Publication: Monitor Volume: 4 Issue: 227
The authorities in Vladivostok, in Russia’s Far East, declared a state of emergency Tuesday, saying half of the city’s buildings were without heat. Schools and daycare centers were closed down, and officials said that hospitals would be evacuated if the situation did not improve. Conditions were made worse by a blizzard which hit the city on Monday. Vladivostok city officials pinned the blame for the situation on Dalenergo, the region’s energy supplier, which, they said, had allowed leaks in steam pipes and had not built sufficient reserves of heating oil. The city administration has asked President Boris Yeltsin to set a special commission to resolve the crisis. Andrei Rappaport, deputy head of the United Energy Systems (UES), Russia’s electricity monopoly, rejected the criticism of Dalenergo, saying that it was providing the city with the necessary heat (Russian agencies, December 8).
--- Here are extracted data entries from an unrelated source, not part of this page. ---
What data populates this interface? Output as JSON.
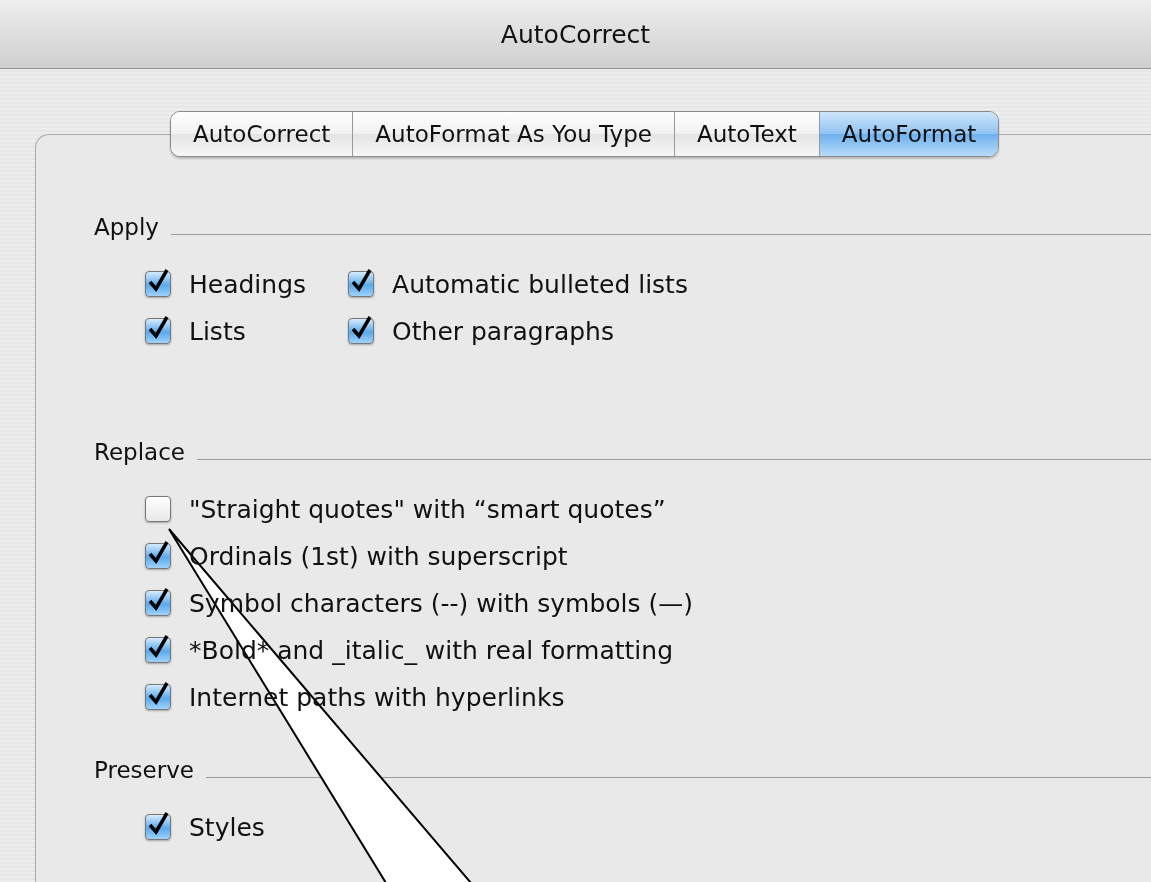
{
  "window": {
    "title": "AutoCorrect"
  },
  "tabs": [
    {
      "label": "AutoCorrect",
      "selected": false
    },
    {
      "label": "AutoFormat As You Type",
      "selected": false
    },
    {
      "label": "AutoText",
      "selected": false
    },
    {
      "label": "AutoFormat",
      "selected": true
    }
  ],
  "sections": [
    {
      "title": "Apply",
      "kind": "grid",
      "options": [
        {
          "label": "Headings",
          "checked": true
        },
        {
          "label": "Automatic bulleted lists",
          "checked": true
        },
        {
          "label": "Lists",
          "checked": true
        },
        {
          "label": "Other paragraphs",
          "checked": true
        }
      ]
    },
    {
      "title": "Replace",
      "kind": "list",
      "options": [
        {
          "label": "\"Straight quotes\" with “smart quotes”",
          "checked": false
        },
        {
          "label": "Ordinals (1st) with superscript",
          "checked": true
        },
        {
          "label": "Symbol characters (--) with symbols (—)",
          "checked": true
        },
        {
          "label": "*Bold* and _italic_ with real formatting",
          "checked": true
        },
        {
          "label": "Internet paths with hyperlinks",
          "checked": true
        }
      ]
    },
    {
      "title": "Preserve",
      "kind": "list",
      "options": [
        {
          "label": "Styles",
          "checked": true
        }
      ]
    }
  ]
}
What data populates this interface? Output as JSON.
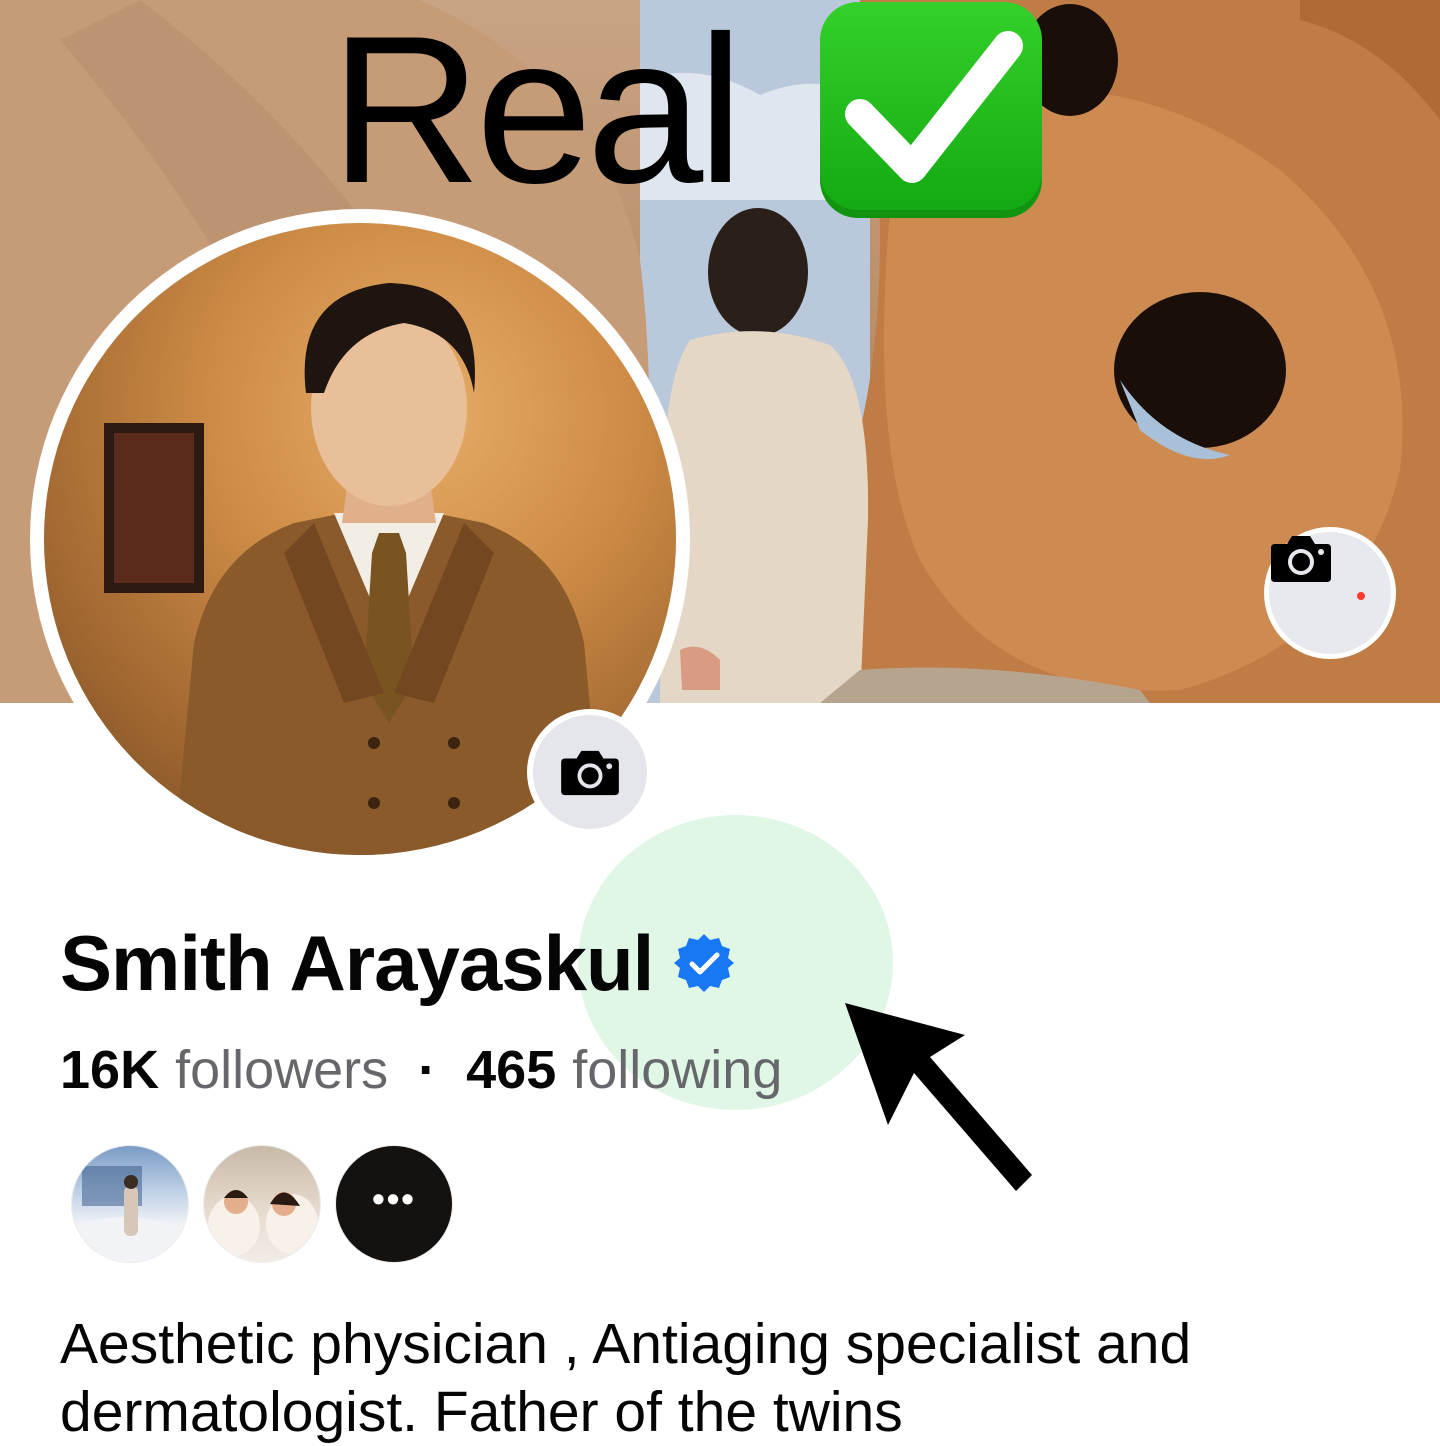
{
  "overlay": {
    "caption": "Real",
    "emoji": "white-check-mark-emoji",
    "emoji_color": "#1fbd1a"
  },
  "cover": {
    "camera_icon": "camera-icon",
    "notification_dot_color": "#ff3b30"
  },
  "profile": {
    "avatar_camera_icon": "camera-icon",
    "name": "Smith Arayaskul",
    "verified_icon": "verified-badge-icon",
    "verified_color": "#1877f2",
    "highlight_color": "#cfeed8"
  },
  "stats": {
    "followers_count": "16K",
    "followers_label": "followers",
    "separator": "·",
    "following_count": "465",
    "following_label": "following"
  },
  "annotation": {
    "arrow_icon": "arrow-pointer-icon"
  },
  "friends": {
    "more_label": "•••"
  },
  "bio": {
    "text": "Aesthetic physician , Antiaging specialist and dermatologist. Father of the twins"
  }
}
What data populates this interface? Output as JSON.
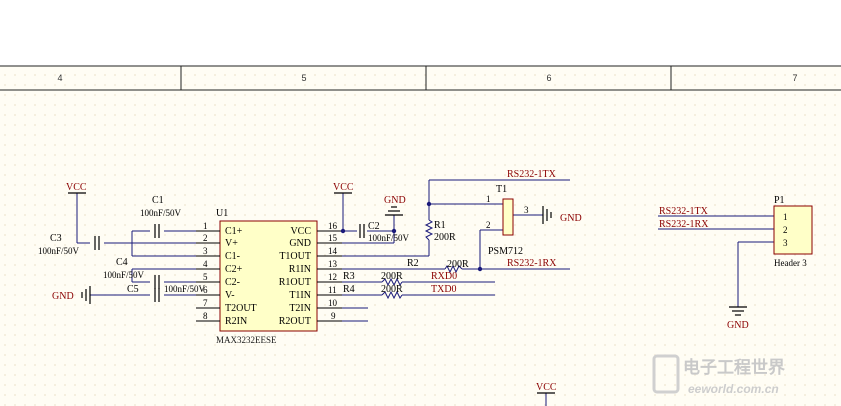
{
  "zones": [
    "4",
    "5",
    "6",
    "7"
  ],
  "ic": {
    "designator": "U1",
    "part": "MAX3232EESE",
    "left_pins": [
      {
        "num": "1",
        "name": "C1+"
      },
      {
        "num": "2",
        "name": "V+"
      },
      {
        "num": "3",
        "name": "C1-"
      },
      {
        "num": "4",
        "name": "C2+"
      },
      {
        "num": "5",
        "name": "C2-"
      },
      {
        "num": "6",
        "name": "V-"
      },
      {
        "num": "7",
        "name": "T2OUT"
      },
      {
        "num": "8",
        "name": "R2IN"
      }
    ],
    "right_pins": [
      {
        "num": "16",
        "name": "VCC"
      },
      {
        "num": "15",
        "name": "GND"
      },
      {
        "num": "14",
        "name": "T1OUT"
      },
      {
        "num": "13",
        "name": "R1IN"
      },
      {
        "num": "12",
        "name": "R1OUT"
      },
      {
        "num": "11",
        "name": "T1IN"
      },
      {
        "num": "10",
        "name": "T2IN"
      },
      {
        "num": "9",
        "name": "R2OUT"
      }
    ]
  },
  "capacitors": {
    "c1": {
      "ref": "C1",
      "value": "100nF/50V"
    },
    "c2": {
      "ref": "C2",
      "value": "100nF/50V"
    },
    "c3": {
      "ref": "C3",
      "value": "100nF/50V"
    },
    "c4": {
      "ref": "C4",
      "value": "100nF/50V"
    },
    "c5": {
      "ref": "C5",
      "value": "100nF/50V"
    }
  },
  "resistors": {
    "r1": {
      "ref": "R1",
      "value": "200R"
    },
    "r2": {
      "ref": "R2",
      "value": "200R"
    },
    "r3": {
      "ref": "R3",
      "value": "200R"
    },
    "r4": {
      "ref": "R4",
      "value": "200R"
    }
  },
  "power": {
    "vcc": "VCC",
    "gnd": "GND"
  },
  "tvs": {
    "ref": "T1",
    "part": "PSM712",
    "pins": [
      "1",
      "2",
      "3"
    ]
  },
  "header": {
    "ref": "P1",
    "part": "Header 3",
    "pins": [
      "1",
      "2",
      "3"
    ]
  },
  "nets": {
    "tx": "RS232-1TX",
    "rx": "RS232-1RX",
    "rxd": "RXD0",
    "txd": "TXD0"
  },
  "watermark": {
    "cn": "电子工程世界",
    "en": "eeworld.com.cn"
  }
}
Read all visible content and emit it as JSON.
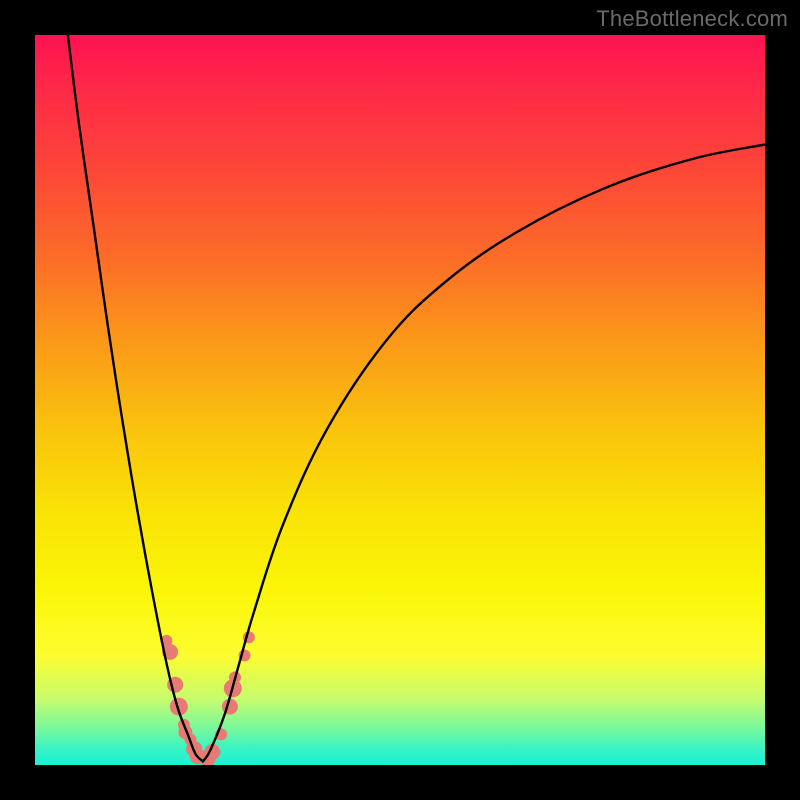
{
  "watermark": "TheBottleneck.com",
  "domain": "Chart",
  "chart_data": {
    "type": "line",
    "title": "",
    "xlabel": "",
    "ylabel": "",
    "xlim": [
      0,
      100
    ],
    "ylim": [
      0,
      100
    ],
    "grid": false,
    "legend": false,
    "note": "V-shaped bottleneck curve on red-to-green vertical gradient; values are estimated from pixel positions (no axis ticks shown).",
    "series": [
      {
        "name": "left-branch",
        "x": [
          4.5,
          6,
          8,
          10,
          12,
          14,
          16,
          18,
          19.5,
          21,
          22,
          23
        ],
        "y": [
          100,
          88,
          74,
          60,
          47,
          35,
          24,
          14,
          8,
          4,
          1.5,
          0.5
        ]
      },
      {
        "name": "right-branch",
        "x": [
          23,
          24,
          26,
          28,
          30,
          34,
          40,
          48,
          56,
          66,
          78,
          90,
          100
        ],
        "y": [
          0.5,
          2,
          7,
          14,
          21,
          33,
          46,
          58,
          66,
          73,
          79,
          83,
          85
        ]
      }
    ],
    "markers": {
      "name": "highlighted-points",
      "color": "#e77b74",
      "points": [
        {
          "x": 18.0,
          "y": 17.0,
          "r": 6
        },
        {
          "x": 18.5,
          "y": 15.5,
          "r": 8
        },
        {
          "x": 19.2,
          "y": 11.0,
          "r": 8
        },
        {
          "x": 19.7,
          "y": 8.0,
          "r": 9
        },
        {
          "x": 20.4,
          "y": 5.5,
          "r": 6
        },
        {
          "x": 20.6,
          "y": 4.5,
          "r": 7
        },
        {
          "x": 21.3,
          "y": 3.5,
          "r": 6
        },
        {
          "x": 21.8,
          "y": 2.2,
          "r": 8
        },
        {
          "x": 22.3,
          "y": 1.2,
          "r": 8
        },
        {
          "x": 23.2,
          "y": 0.8,
          "r": 6
        },
        {
          "x": 23.7,
          "y": 1.0,
          "r": 8
        },
        {
          "x": 24.3,
          "y": 1.8,
          "r": 8
        },
        {
          "x": 25.5,
          "y": 4.2,
          "r": 6
        },
        {
          "x": 26.7,
          "y": 8.0,
          "r": 8
        },
        {
          "x": 27.1,
          "y": 10.5,
          "r": 9
        },
        {
          "x": 27.4,
          "y": 12.0,
          "r": 6
        },
        {
          "x": 28.7,
          "y": 15.0,
          "r": 6
        },
        {
          "x": 29.3,
          "y": 17.5,
          "r": 6
        }
      ]
    }
  }
}
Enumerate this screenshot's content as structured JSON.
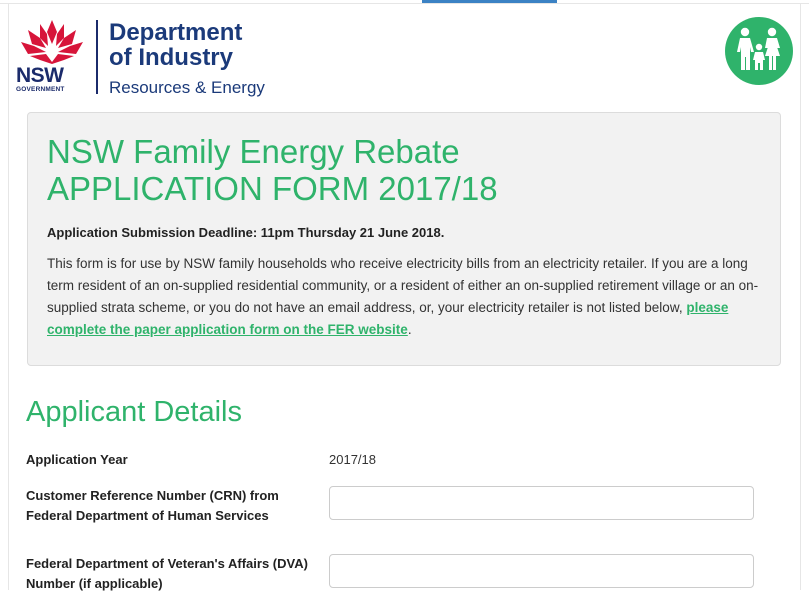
{
  "header": {
    "logo": {
      "nsw_wordmark": "NSW",
      "government_label": "GOVERNMENT",
      "department_line1": "Department",
      "department_line2": "of Industry",
      "department_line3": "Resources & Energy"
    },
    "badge_icon": "family-icon",
    "colors": {
      "brand_green": "#2fb36b",
      "nsw_red": "#d7153a",
      "nsw_navy": "#1b2b6b"
    }
  },
  "intro": {
    "title_line1": "NSW Family Energy Rebate",
    "title_line2": "APPLICATION FORM 2017/18",
    "deadline": "Application Submission Deadline: 11pm Thursday 21 June 2018.",
    "body": "This form is for use by NSW family households who receive electricity bills from an electricity retailer. If you are a long term resident of an on-supplied residential community, or a resident of either an on-supplied retirement village or an on-supplied strata scheme, or you do not have an email address, or, your electricity retailer is not listed below, ",
    "link": "please complete the paper application form on the FER website",
    "body_end": "."
  },
  "applicant": {
    "section_title": "Applicant Details",
    "fields": [
      {
        "label": "Application Year",
        "value": "2017/18"
      },
      {
        "label": "Customer Reference Number (CRN) from Federal Department of Human Services",
        "value": ""
      },
      {
        "label": "Federal Department of Veteran's Affairs (DVA) Number (if applicable)",
        "value": ""
      }
    ]
  }
}
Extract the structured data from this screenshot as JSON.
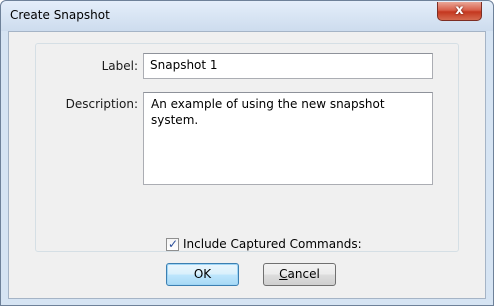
{
  "window": {
    "title": "Create Snapshot",
    "close_symbol": "x"
  },
  "form": {
    "label_caption": "Label:",
    "label_value": "Snapshot 1",
    "description_caption": "Description:",
    "description_value": "An example of using the new snapshot system.",
    "include_captured_label": "Include Captured Commands:",
    "include_captured_checked": true
  },
  "buttons": {
    "ok_label": "OK",
    "cancel_label": "Cancel"
  },
  "colors": {
    "accent": "#3c7fb1",
    "close_button": "#c4371f"
  }
}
The communist-led opposition in the State Duma, meanwhile, is expected today to call for the resignation of UES chief Anatoly Chubais and Fuel and Energy Minister Sergei Generalov, who they say are responsible for the energy crisis in Russia’s Far East and Far North. Last week, Chubais visited the Kamchatka peninsula, where electricity was cut on November 30 due to a lack of energy supplies for power stations. Chubais said then that Russia was extracting enough oil to provide heating supplies, but that the drop in rubles value were making them too expensive. Chubais warned that if measures were not taken to reverse this trend, then by the end of this year or in the first quarter of 1999, “we will get into a situation where there is simply not enough fuel oil in the country” (NTV, December 5). Kamchatka has received help: A tanker carrying heating oil arrived there yesterday, and another two, including one tanker carrying 15,000 tons of heating oil from South Korea, are expected to arrive within a week (Russian agencies, December 8).
Several governors in the Far East have defended Chubais from the attacks by the Duma opposition. Kamchatka Governor Vladimir Biryukov said Tuesday that the energy crisis in his region occurred after the Finance Ministry froze payments from the federal government’s debt to the region. He called the attacks on Chubais “groundless.” Magadan Governor Valentin Tsvetkov also absolved Chubais of responsibility for the crisis (Russian agencies, December 8).